Tort Reform: An Optical Illusion
Those who support tort reform claim that “defensive medicine,” the practice of performing every possible test and covering every possible contingency to avoid a medical malpractice lawsuit, costs $210 billion in wasted funds each year, money that could be spent to make healthcare more affordable. Doctors report that they are “strongly influenced” by their fear of being sued. It would seem that there is no real argument against tort reform that would protect the medical community and avoid frivolous lawsuits.
However, in reality, this “fact” is based on incorrect or incomplete data. There is virtually no data on how doctors and healthcare professionals would behave differently if the risk of a lawsuit was lowered, and in fact most laws enacted to date fail to address the biggest problem of all: a lack of standardized “customary practice” guidelines that could prevent numerous lawsuits at a very low cost. Ultimately, the proof of the validity of tort reform arguments simply does not exist.

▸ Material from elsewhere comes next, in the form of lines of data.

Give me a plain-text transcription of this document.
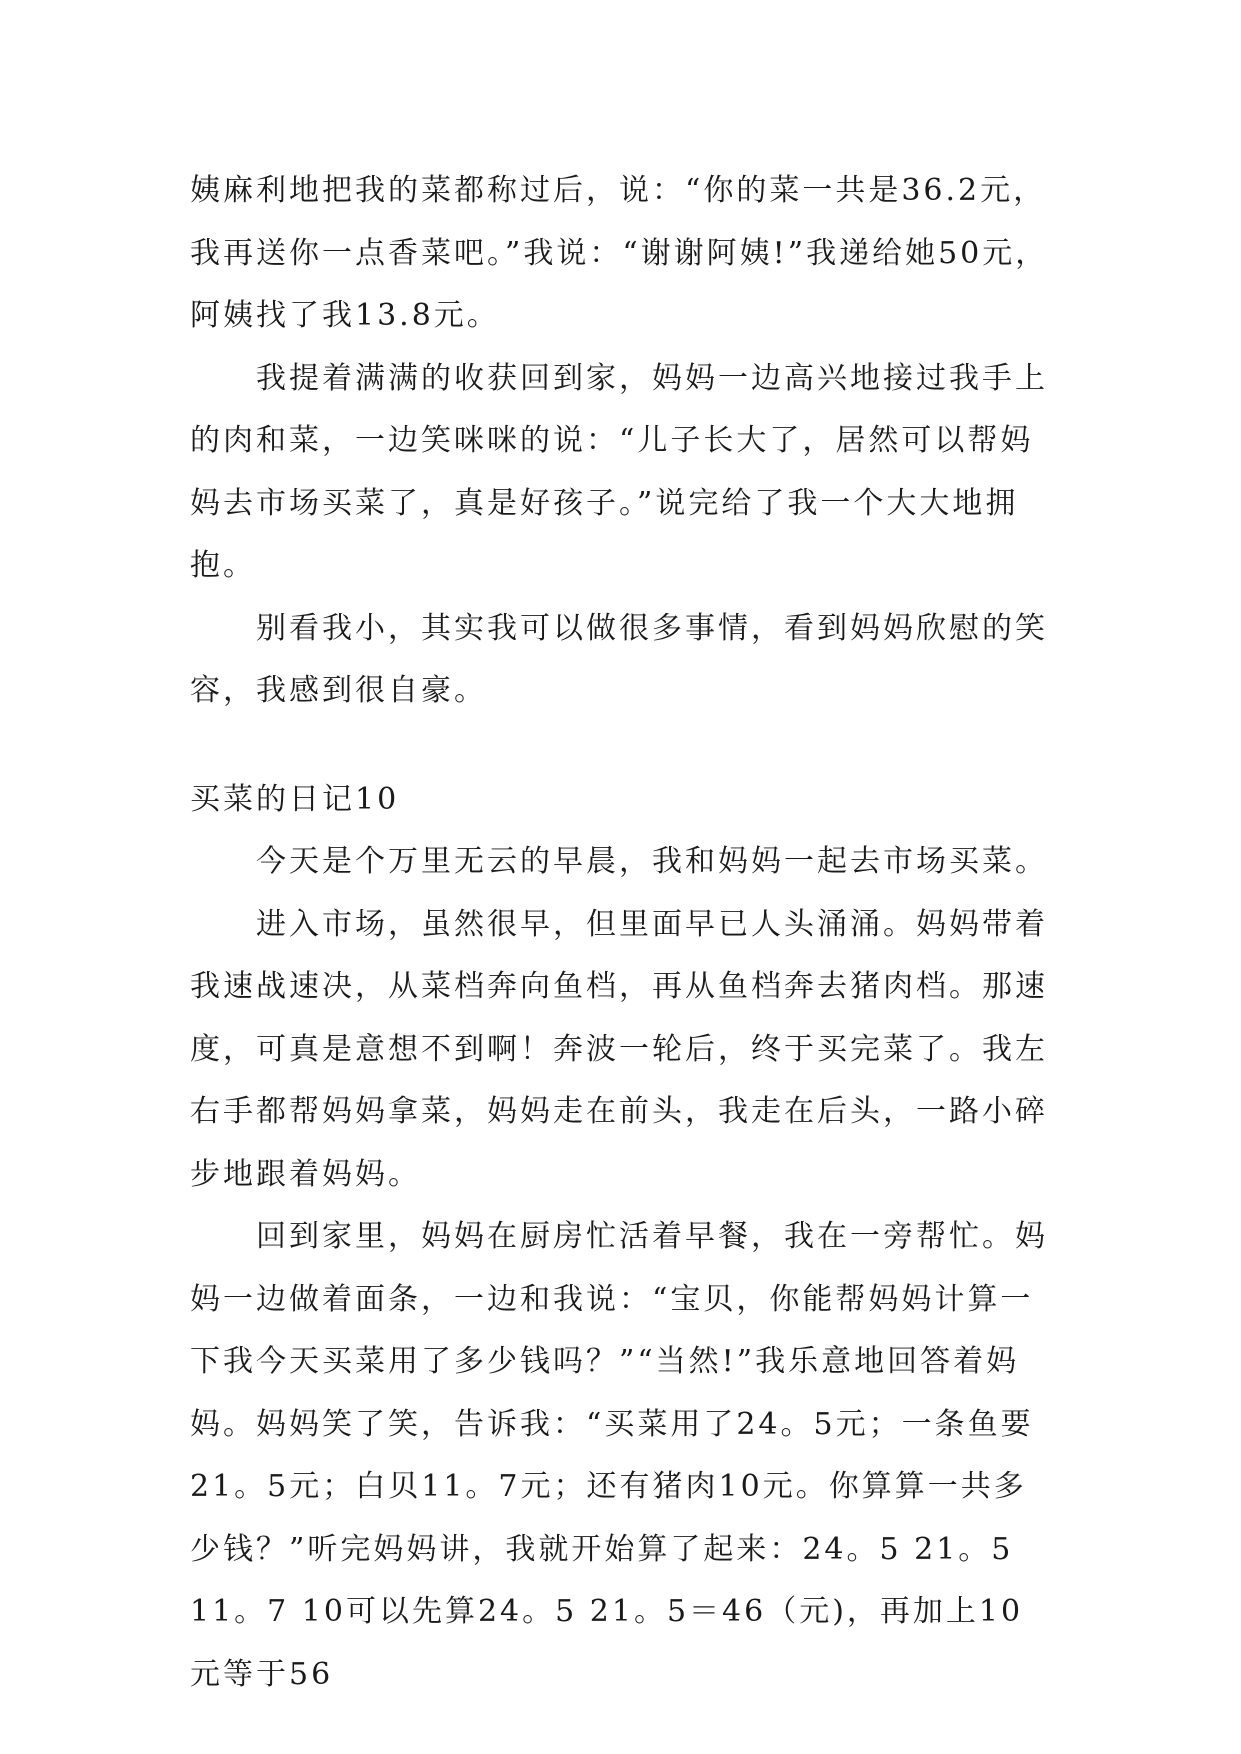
姨麻利地把我的菜都称过后，说：“你的菜一共是36.2元，我再送你一点香菜吧。”我说：“谢谢阿姨!”我递给她50元，阿姨找了我13.8元。

我提着满满的收获回到家，妈妈一边高兴地接过我手上的肉和菜，一边笑咪咪的说：“儿子长大了，居然可以帮妈妈去市场买菜了，真是好孩子。”说完给了我一个大大地拥抱。

别看我小，其实我可以做很多事情，看到妈妈欣慰的笑容，我感到很自豪。

买菜的日记10

今天是个万里无云的早晨，我和妈妈一起去市场买菜。

进入市场，虽然很早，但里面早已人头涌涌。妈妈带着我速战速决，从菜档奔向鱼档，再从鱼档奔去猪肉档。那速度，可真是意想不到啊！奔波一轮后，终于买完菜了。我左右手都帮妈妈拿菜，妈妈走在前头，我走在后头，一路小碎步地跟着妈妈。

回到家里，妈妈在厨房忙活着早餐，我在一旁帮忙。妈妈一边做着面条，一边和我说：“宝贝，你能帮妈妈计算一下我今天买菜用了多少钱吗？”“当然!”我乐意地回答着妈妈。妈妈笑了笑，告诉我：“买菜用了24。5元；一条鱼要21。5元；白贝11。7元；还有猪肉10元。你算算一共多少钱？”听完妈妈讲，我就开始算了起来：24。5 21。5 11。7 10可以先算24。5 21。5＝46（元)，再加上10元等于56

Emergency Care: A Test Case
A good place to review the costs of defensive practice is the emergency room, which by nature is a high-risk and information-poor environment. Deciding to admit a patient to the hospital unnecessarily from the ER, for example, can wind up costing 10 times as much as the emergency room visit itself, and doctors routinely admit patients who present in these situations out of an abundance of caution.
Three states have changed their malpractice standards for emergency care, so this makes the ER a good place to look for real data on the effects of tort reform. Texas, Georgia and South Carolina now require a showing of “willful and wanton negligence” in order to win a malpractice lawsuit for ER treatment. Plaintiffs must show that a physician has “actual, subjective awareness of the likelihood of serious injury” and proceeded with “conscious indifference.” This means that almost no malpractice cases will be strong enough to hold doctors accountable for poor care.
Methods and Results
The methods used in the NEJM study observed the results of a random sample of Medicare claims at emergency rooms in the three states where tort reform has been enacted. Three metrics were used to compare the costs of care after tort reform: whether the doctor ordered imaging studies, one of the costliest diagnostic tools; whether the patient was admitted; and overall cost for the visit. These data were compared to those in sister states without tort reform measures.
The results showed that there was no significant reduction of costs, admissions, testing or any other factor in the tort reform states. Additionally, there is evidence that the quality of care actually decreased rather than improved.
Why Tort Reform?
It is easy to make generalizations but hard to back them up. Many experts believe that the tort reform myth was actually perpetrated by insurance companies who were more interested in avoiding lawsuit payouts than in patient care.
Ultimately, however, it is important to remember that the goal of any legislation should be better patient care. When patients and doctors know that there is an expected standard of care, patients are more likely to receive quality healthcare. The focus, therefore, should be on standardizing practice, not on barring victims from filing lawsuits.